La startup de inteligencia artificial Anthropic ha presentado una declaración formal ante un tribunal federal de apelaciones de Estados Unidos negando que tenga la capacidad técnica para sabotear o desactivar su modelo de lenguaje Claude una vez que este sea desplegado y utilizado por el ejército en operaciones de guerra.
Esta declaración jurídica es una respuesta directa a preocupaciones gubernamentales sobre el control que los creadores de IA podrían ejercer sobre herramientas críticas en escenarios de conflicto.

Anthropic, la empresa detrás del modelo de IA conversacional Claude, se encuentra inmersa en un caso legal contra el Departamento de Guerra de EE.UU. El litigio, que se sigue ante el Tribunal de Apelaciones del Circuito de D.C., gira en torno a las regulaciones y adquisiciones de tecnología de IA por parte del gobierno.
Según reportan medios especializados, la administración Trump había expresado preocupaciones sobre la posibilidad de que la empresa pudiera, en teoría, alterar o incapacitar sus herramientas de IA si eran usadas con fines militares en tiempos de guerra, una acusación que ahora la compañía rechaza de plano con argumentos técnicos.
El modelo Claude es uno de los sistemas de inteligencia artificial generativa más avanzados y compite directamente con productos como GPT de OpenAI. Su posible integración en sistemas de defensa y análisis militar ha puesto bajo escrutinio las salvaguardas y el grado de control final que la empresa mantiene sobre su propia creación.
En un documento judicial presentado como parte del caso, Anthropic ha hecho una serie de afirmaciones clave sobre sus capacidades técnicas y operativas:
Incapacidad para interferir
La empresa declaró que “nunca ha tenido la capacidad” de hacer que Claude deje de funcionar, altere su funcionalidad, corte su acceso o influya de manera perjudicial en operaciones militares una vez que el sistema está en uso.
Esta afirmación constituye el núcleo de su argumento de defensa.
Arquitectura sin control remoto
Según la declaración, la arquitectura y los protocolos de implementación de Claude no están diseñados con un mecanismo de “interruptor de apagado” remoto que Anthropic pueda activar a voluntad, especialmente en entornos aislados o seguros propios del ámbito castrense.
Respuesta a preocupaciones del gobierno
La presentación judicial es una respuesta oficial a lo que fuentes describen como acusaciones o profundas inquietudes por parte del gobierno sobre un posible sabotaje en tiempos de guerra, un escenario que la empresa considera técnicamente imposible de ejecutar por su parte.
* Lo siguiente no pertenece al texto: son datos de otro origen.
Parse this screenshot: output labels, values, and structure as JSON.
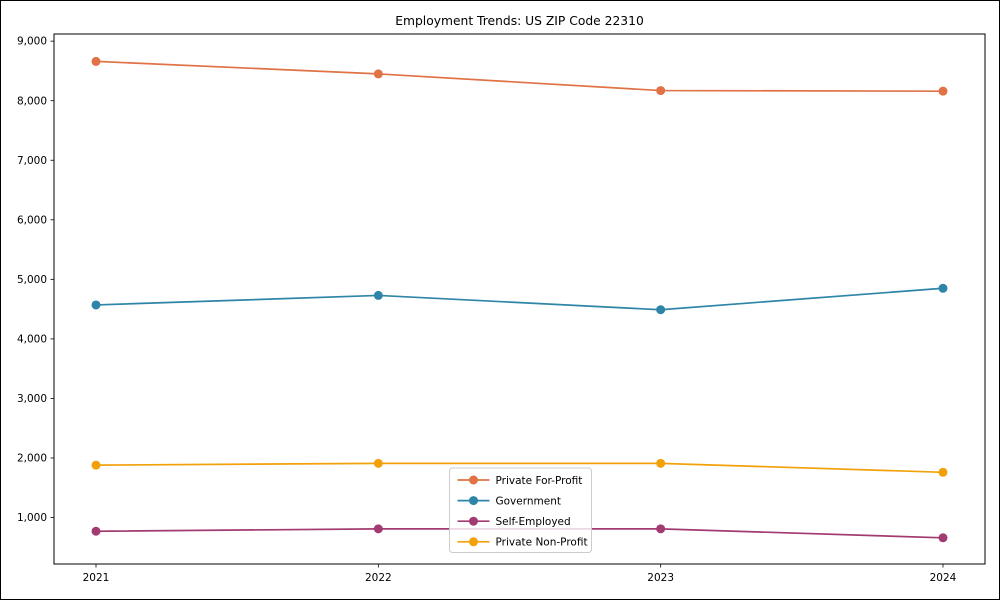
{
  "chart_data": {
    "type": "line",
    "title": "Employment Trends: US ZIP Code 22310",
    "categories": [
      "2021",
      "2022",
      "2023",
      "2024"
    ],
    "series": [
      {
        "name": "Private For-Profit",
        "color": "#E07246",
        "values": [
          8660,
          8450,
          8170,
          8160
        ]
      },
      {
        "name": "Government",
        "color": "#2E85A8",
        "values": [
          4570,
          4730,
          4490,
          4850
        ]
      },
      {
        "name": "Self-Employed",
        "color": "#A23B72",
        "values": [
          770,
          810,
          810,
          660
        ]
      },
      {
        "name": "Private Non-Profit",
        "color": "#F2A10B",
        "values": [
          1880,
          1910,
          1910,
          1760
        ]
      }
    ],
    "xlabel": "",
    "ylabel": "",
    "ylim": [
      220,
      9120
    ],
    "yticks": [
      1000,
      2000,
      3000,
      4000,
      5000,
      6000,
      7000,
      8000,
      9000
    ],
    "ytick_format": "comma",
    "grid": false,
    "marker": "circle",
    "legend_position": "lower center",
    "frame_color": "#000000",
    "legend_border_color": "#cccccc",
    "background_color": "#ffffff"
  }
}
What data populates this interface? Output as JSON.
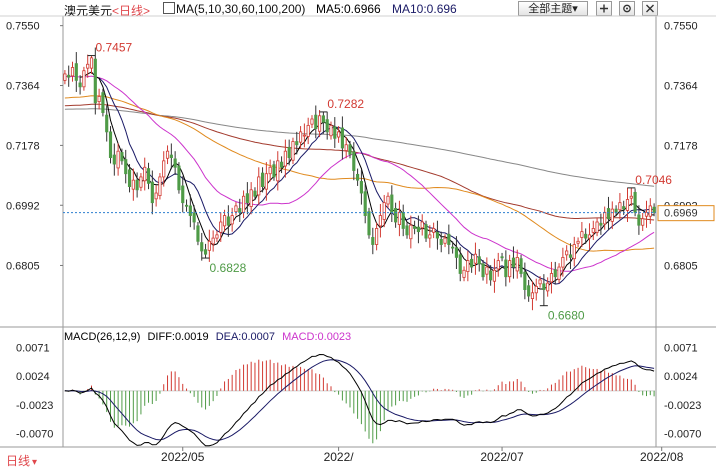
{
  "header": {
    "instrument": "澳元美元",
    "period_label": "<日线>",
    "ma_label": "MA(5,10,30,60,100,200)",
    "ma5_label": "MA5:0.6966",
    "ma10_label": "MA10:0.696",
    "theme_button": "全部主题",
    "theme_caret": "▾"
  },
  "footer": {
    "period_label": "日线",
    "caret": "▾"
  },
  "colors": {
    "up": "#d23a32",
    "down": "#4f9b47",
    "ma5": "#000000",
    "ma10": "#1a1a66",
    "ma30": "#cc33cc",
    "ma60": "#e08a1e",
    "ma100": "#a33b2e",
    "ma200": "#888888",
    "diff": "#000000",
    "dea": "#1a1a66",
    "macd_label": "#cc33cc",
    "current": "#e08a1e",
    "current_line": "#2d7fcf"
  },
  "chart_data": [
    {
      "type": "candlestick",
      "title": "",
      "y_ticks": [
        "0.7550",
        "0.7364",
        "0.7178",
        "0.6992",
        "0.6805"
      ],
      "ylim": [
        0.662,
        0.758
      ],
      "x_tick_labels": [
        {
          "label": "2022/05",
          "index": 31
        },
        {
          "label": "2022/",
          "index": 72
        },
        {
          "label": "2022/07",
          "index": 115
        },
        {
          "label": "2022/08",
          "index": 157
        }
      ],
      "current_price": "0.6969",
      "annotations": [
        {
          "text": "0.7457",
          "index": 7,
          "value": 0.7457
        },
        {
          "text": "0.7282",
          "index": 68,
          "value": 0.7282
        },
        {
          "text": "0.6828",
          "index": 37,
          "value": 0.6828
        },
        {
          "text": "0.6680",
          "index": 126,
          "value": 0.668
        },
        {
          "text": "0.7046",
          "index": 149,
          "value": 0.7046
        }
      ],
      "close": [
        0.74,
        0.739,
        0.742,
        0.738,
        0.736,
        0.741,
        0.743,
        0.745,
        0.731,
        0.733,
        0.728,
        0.722,
        0.714,
        0.712,
        0.716,
        0.713,
        0.709,
        0.705,
        0.707,
        0.704,
        0.708,
        0.711,
        0.706,
        0.7,
        0.703,
        0.708,
        0.713,
        0.716,
        0.714,
        0.711,
        0.704,
        0.7,
        0.699,
        0.696,
        0.694,
        0.688,
        0.685,
        0.684,
        0.688,
        0.689,
        0.69,
        0.694,
        0.696,
        0.693,
        0.696,
        0.699,
        0.697,
        0.702,
        0.7,
        0.704,
        0.702,
        0.708,
        0.705,
        0.709,
        0.711,
        0.708,
        0.713,
        0.711,
        0.716,
        0.714,
        0.719,
        0.718,
        0.722,
        0.721,
        0.724,
        0.726,
        0.723,
        0.727,
        0.725,
        0.722,
        0.724,
        0.72,
        0.722,
        0.717,
        0.718,
        0.715,
        0.71,
        0.707,
        0.703,
        0.696,
        0.69,
        0.687,
        0.692,
        0.696,
        0.7,
        0.702,
        0.697,
        0.694,
        0.697,
        0.692,
        0.69,
        0.693,
        0.692,
        0.691,
        0.694,
        0.689,
        0.69,
        0.692,
        0.689,
        0.687,
        0.689,
        0.687,
        0.686,
        0.683,
        0.678,
        0.679,
        0.682,
        0.68,
        0.684,
        0.681,
        0.677,
        0.68,
        0.676,
        0.679,
        0.682,
        0.683,
        0.677,
        0.682,
        0.68,
        0.683,
        0.678,
        0.673,
        0.671,
        0.672,
        0.674,
        0.676,
        0.673,
        0.675,
        0.678,
        0.677,
        0.68,
        0.683,
        0.685,
        0.683,
        0.687,
        0.688,
        0.691,
        0.689,
        0.69,
        0.692,
        0.694,
        0.693,
        0.697,
        0.695,
        0.698,
        0.697,
        0.7,
        0.698,
        0.701,
        0.702,
        0.697,
        0.693,
        0.695,
        0.697,
        0.699,
        0.697
      ]
    },
    {
      "type": "macd",
      "title": "MACD(26,12,9)",
      "params": [
        26,
        12,
        9
      ],
      "diff_label": "DIFF:0.0019",
      "dea_label": "DEA:0.0007",
      "macd_label": "MACD:0.0023",
      "y_ticks": [
        "0.0071",
        "0.0024",
        "-0.0023",
        "-0.0070"
      ],
      "ylim": [
        -0.0092,
        0.0098
      ]
    }
  ]
}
Esta declaración legal tiene implicaciones significativas para la creciente relación entre el complejo militar-industrial y la industria de la IA civil.
Al negar cualquier capacidad de “interruptor de apagado”, Anthropic busca generar confianza en que sus herramientas son estables y autónomas una vez desplegadas, eliminando el espectro de que un proveedor civil pueda convertirse en un punto único de fallo o en un actor de riesgo durante un conflicto.
La postura de la empresa establece un precedente sobre cómo las compañías de tecnología pueden responder a las demandas de supervisión y control por parte de los gobiernos. Afirma, en esencia, que la naturaleza misma de su tecnología le impide cumplir con una hipotética orden de sabotaje, incluso si quisiera.
Para el Pentágono y otras agencias, esta clarificación técnica puede ser un arma de doble filo: mientras disipa el miedo a la interferencia maliciosa, también subraya que, una vez entregada, la herramienta opera fuera del control directo de su creador, lo que podría plantear nuevos dilemas sobre responsabilidad y gestión de riesgos.